Safe and controllable agents: richer constitutions, better risk detection in ambiguous contexts, privacy-aware memory, and diverse real-world safety datasets (Sec. 8.3; Table 7 lists initial safety benchmarks).
Multi-agent ecosystems: dynamic role allocation, knowledge sharing, and workflow/knowledge co‑evolution with live, longitudinal benchmarks (Sec. 8.4).
Practical applications
General domain assistants with persistent memory and curricula (Mobile-Agent‑E, WebRL; Sec. 6.1).
Specialized domains:
- Coding: self-improving and multi-agent code generation and repair (SICA, EvoMAC; Sec. 6.2).
- GUI/Web: end-to-end computer use and navigation with reflection and RL (OSWorld agents, WebVoyager; Sec. 6.2).
- Finance: self-improving trading agents with domain knowledge evolution (QuantAgent; Sec. 6.2).
- Medical and Education: consultation/tutoring agents that accumulate cases and refine strategies over time (Agent Hospital, MedAgentSim, PACE; Sec. 6.2).

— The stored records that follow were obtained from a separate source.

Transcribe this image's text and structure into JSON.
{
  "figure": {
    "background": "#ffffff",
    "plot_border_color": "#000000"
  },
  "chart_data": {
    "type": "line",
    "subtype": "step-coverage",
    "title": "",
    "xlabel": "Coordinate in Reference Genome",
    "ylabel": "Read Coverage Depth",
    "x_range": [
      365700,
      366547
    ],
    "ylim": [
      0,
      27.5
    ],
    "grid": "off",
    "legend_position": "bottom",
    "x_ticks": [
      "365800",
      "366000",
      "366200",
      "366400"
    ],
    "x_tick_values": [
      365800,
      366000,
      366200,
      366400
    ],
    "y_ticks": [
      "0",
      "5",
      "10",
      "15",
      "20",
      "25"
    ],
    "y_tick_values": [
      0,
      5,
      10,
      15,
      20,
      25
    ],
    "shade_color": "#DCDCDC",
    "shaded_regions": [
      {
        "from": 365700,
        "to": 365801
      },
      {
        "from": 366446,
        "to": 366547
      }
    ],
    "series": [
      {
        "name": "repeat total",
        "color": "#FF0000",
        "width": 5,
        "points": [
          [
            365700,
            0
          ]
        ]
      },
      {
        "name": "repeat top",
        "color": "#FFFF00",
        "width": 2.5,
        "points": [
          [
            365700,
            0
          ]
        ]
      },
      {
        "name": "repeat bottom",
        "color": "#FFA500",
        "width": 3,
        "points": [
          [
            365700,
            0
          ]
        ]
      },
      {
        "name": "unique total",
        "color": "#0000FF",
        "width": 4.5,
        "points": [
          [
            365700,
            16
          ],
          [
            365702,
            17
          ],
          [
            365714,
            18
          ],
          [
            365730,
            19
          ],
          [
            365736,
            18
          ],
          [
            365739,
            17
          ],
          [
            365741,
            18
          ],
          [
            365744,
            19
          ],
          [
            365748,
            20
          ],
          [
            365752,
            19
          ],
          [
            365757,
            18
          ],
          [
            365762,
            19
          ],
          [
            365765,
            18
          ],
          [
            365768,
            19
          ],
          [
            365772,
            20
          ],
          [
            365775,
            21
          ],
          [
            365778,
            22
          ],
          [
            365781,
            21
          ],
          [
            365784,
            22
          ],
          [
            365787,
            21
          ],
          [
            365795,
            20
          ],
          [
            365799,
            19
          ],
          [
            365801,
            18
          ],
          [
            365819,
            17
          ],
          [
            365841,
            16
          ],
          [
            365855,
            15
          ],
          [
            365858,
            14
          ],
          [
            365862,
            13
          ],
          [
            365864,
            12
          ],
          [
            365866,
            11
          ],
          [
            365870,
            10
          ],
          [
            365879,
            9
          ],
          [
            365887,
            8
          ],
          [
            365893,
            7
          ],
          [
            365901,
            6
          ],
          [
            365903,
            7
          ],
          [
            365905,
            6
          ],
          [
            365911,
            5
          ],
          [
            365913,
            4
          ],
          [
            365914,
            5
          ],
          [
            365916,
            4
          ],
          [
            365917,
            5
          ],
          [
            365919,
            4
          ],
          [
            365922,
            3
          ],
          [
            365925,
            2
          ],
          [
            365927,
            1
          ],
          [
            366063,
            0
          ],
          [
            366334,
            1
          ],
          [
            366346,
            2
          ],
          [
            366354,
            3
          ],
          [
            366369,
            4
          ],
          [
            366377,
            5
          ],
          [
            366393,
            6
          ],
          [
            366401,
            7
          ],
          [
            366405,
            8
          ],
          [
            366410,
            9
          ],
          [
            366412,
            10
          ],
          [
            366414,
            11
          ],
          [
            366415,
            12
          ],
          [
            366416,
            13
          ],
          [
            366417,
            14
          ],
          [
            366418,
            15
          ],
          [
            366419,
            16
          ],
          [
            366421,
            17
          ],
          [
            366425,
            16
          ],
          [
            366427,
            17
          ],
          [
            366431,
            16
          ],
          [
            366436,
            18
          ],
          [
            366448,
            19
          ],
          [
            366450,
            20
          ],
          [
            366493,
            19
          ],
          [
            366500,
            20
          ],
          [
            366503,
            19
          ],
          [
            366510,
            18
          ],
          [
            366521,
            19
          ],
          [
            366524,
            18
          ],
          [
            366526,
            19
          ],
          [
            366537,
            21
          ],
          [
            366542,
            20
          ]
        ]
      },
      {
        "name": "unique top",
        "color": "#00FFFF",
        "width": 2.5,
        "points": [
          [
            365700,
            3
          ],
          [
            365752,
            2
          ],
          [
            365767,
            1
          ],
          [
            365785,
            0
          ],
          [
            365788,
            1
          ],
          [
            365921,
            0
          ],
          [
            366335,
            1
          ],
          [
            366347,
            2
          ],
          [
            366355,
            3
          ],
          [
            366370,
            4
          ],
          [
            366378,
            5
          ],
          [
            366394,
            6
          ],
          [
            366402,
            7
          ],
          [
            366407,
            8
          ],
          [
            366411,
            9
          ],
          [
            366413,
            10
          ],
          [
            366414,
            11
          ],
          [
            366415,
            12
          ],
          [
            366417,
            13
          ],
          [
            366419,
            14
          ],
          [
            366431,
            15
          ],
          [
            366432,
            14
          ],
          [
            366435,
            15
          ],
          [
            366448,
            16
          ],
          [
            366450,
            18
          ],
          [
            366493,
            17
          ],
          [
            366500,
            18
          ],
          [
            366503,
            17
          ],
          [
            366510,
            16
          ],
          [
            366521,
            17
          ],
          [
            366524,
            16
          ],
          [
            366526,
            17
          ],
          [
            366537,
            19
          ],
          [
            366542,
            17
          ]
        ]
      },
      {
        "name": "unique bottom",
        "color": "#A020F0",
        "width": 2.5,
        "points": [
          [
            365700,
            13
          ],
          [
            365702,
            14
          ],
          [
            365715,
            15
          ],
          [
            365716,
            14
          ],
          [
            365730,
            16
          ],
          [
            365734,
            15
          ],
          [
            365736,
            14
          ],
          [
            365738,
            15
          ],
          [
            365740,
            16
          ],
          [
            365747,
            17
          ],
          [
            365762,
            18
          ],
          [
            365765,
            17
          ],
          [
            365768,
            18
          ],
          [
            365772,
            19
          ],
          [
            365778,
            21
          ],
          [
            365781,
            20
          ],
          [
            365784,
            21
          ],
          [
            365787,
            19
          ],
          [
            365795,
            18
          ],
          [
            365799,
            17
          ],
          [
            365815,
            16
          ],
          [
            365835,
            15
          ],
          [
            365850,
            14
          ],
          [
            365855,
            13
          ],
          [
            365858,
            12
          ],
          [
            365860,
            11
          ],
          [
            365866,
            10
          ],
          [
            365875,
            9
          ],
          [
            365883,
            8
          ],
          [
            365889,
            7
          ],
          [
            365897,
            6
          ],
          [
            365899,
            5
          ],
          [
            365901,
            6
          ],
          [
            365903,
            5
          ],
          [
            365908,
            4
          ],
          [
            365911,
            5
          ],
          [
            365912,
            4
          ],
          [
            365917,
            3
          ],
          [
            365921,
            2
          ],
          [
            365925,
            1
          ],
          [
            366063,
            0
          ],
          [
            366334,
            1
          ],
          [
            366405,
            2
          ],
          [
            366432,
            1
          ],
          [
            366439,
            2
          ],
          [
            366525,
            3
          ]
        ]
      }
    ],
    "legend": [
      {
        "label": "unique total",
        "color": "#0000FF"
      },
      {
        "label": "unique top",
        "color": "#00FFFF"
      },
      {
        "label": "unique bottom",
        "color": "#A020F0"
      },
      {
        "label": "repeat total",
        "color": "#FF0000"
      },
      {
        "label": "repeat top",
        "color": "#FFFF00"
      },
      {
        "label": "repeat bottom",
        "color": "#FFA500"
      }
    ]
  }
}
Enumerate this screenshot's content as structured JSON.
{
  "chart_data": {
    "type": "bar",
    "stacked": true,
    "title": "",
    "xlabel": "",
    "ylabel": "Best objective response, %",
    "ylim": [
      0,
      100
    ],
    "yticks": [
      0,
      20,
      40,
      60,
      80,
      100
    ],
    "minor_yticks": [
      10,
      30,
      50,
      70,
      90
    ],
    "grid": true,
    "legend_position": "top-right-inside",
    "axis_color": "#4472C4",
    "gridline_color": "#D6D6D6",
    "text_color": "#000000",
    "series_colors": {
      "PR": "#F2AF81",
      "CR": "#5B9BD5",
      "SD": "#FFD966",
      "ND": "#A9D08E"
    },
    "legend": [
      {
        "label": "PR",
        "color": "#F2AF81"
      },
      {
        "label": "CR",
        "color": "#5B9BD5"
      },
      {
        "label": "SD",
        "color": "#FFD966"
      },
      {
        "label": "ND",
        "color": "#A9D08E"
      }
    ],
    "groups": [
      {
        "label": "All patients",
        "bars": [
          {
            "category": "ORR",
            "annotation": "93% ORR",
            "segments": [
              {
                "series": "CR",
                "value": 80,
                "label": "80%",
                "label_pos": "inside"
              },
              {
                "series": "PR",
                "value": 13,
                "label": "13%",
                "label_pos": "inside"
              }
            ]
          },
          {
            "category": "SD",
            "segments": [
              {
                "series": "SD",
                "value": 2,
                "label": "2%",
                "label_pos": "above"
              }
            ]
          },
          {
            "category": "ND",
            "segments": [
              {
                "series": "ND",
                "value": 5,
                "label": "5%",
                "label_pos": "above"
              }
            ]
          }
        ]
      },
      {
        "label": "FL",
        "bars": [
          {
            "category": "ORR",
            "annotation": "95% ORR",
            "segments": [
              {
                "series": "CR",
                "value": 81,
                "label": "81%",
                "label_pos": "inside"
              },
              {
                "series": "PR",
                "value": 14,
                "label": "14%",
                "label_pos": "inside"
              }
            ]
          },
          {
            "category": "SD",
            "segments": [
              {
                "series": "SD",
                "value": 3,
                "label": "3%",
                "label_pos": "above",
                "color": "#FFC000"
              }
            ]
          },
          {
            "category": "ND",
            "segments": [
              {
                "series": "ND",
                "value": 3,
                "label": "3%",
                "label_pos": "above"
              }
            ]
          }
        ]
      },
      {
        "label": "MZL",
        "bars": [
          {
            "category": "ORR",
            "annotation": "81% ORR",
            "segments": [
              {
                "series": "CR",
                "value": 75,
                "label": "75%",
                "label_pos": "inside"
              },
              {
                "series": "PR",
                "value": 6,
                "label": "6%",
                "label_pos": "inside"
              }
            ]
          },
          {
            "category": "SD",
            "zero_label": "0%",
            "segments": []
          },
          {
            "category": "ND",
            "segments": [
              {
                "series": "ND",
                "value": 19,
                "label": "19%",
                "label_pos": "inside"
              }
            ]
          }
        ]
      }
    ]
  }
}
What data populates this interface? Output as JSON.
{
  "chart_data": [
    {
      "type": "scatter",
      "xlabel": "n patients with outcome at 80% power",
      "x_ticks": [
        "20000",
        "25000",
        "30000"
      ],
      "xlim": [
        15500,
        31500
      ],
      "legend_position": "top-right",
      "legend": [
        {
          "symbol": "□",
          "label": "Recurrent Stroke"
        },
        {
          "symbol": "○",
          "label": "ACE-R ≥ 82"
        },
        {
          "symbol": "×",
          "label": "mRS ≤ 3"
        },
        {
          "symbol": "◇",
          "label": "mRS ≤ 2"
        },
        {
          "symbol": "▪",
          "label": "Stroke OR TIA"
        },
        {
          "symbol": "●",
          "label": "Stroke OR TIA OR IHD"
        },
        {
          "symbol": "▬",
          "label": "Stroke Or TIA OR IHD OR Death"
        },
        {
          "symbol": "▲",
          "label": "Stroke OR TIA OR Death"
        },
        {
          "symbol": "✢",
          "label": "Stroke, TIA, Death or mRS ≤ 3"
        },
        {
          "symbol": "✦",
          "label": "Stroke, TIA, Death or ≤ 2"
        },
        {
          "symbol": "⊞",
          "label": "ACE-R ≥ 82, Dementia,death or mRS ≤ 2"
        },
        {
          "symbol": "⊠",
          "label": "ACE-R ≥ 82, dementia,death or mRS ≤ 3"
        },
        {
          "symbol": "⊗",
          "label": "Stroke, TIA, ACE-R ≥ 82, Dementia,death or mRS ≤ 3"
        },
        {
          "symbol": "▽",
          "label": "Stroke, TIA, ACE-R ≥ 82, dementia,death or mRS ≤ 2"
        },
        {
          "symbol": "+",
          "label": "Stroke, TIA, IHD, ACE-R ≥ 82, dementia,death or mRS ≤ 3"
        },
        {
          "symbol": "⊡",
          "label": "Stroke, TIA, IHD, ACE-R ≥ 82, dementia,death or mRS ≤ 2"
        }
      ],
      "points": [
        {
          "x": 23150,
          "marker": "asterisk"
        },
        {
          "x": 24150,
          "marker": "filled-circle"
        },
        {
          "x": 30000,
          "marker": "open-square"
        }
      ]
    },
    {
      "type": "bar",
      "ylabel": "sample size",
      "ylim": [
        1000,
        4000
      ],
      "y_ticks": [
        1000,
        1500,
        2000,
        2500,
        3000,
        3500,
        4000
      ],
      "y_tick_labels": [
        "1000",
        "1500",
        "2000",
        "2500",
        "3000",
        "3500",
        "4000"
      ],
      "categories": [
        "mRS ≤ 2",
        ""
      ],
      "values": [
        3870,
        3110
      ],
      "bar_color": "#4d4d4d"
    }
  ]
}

Quoted anchors for key definitions and objectives: - > “f(Π, τ, r) = Π′ …” (Eq. 1; Sec. 2.1) - > “Πj+1 = f(Πj, τj, rj)” (Eq. 2; Sec. 2.1) - > “max_f ∑ U(Πj, Tj)” (Eq. 3; Sec. 2.1) - Comparative scope: - > “Self‑evolving Agents ✓ evolve Context and Toolset; Curriculum/Lifelong/Editing do not” (Table 1). - Taxonomic overviews: - > “What–When–How–Where” structure and examples (Figs. 2–3). - Evaluation blueprint: - > “Adaptivity, Retention (FGT/BWT), Generalization, Efficiency, Safety” (Table 5; Fig. 9), and benchmark catalog (Table 7).

Overall, this survey supplies the conceptual scaffolding—and the evaluation toolkit—needed to push from static LLM tools to adaptive, safe, and scalable agentic systems capable of self‑evolution on the road toward stronger general intelligence.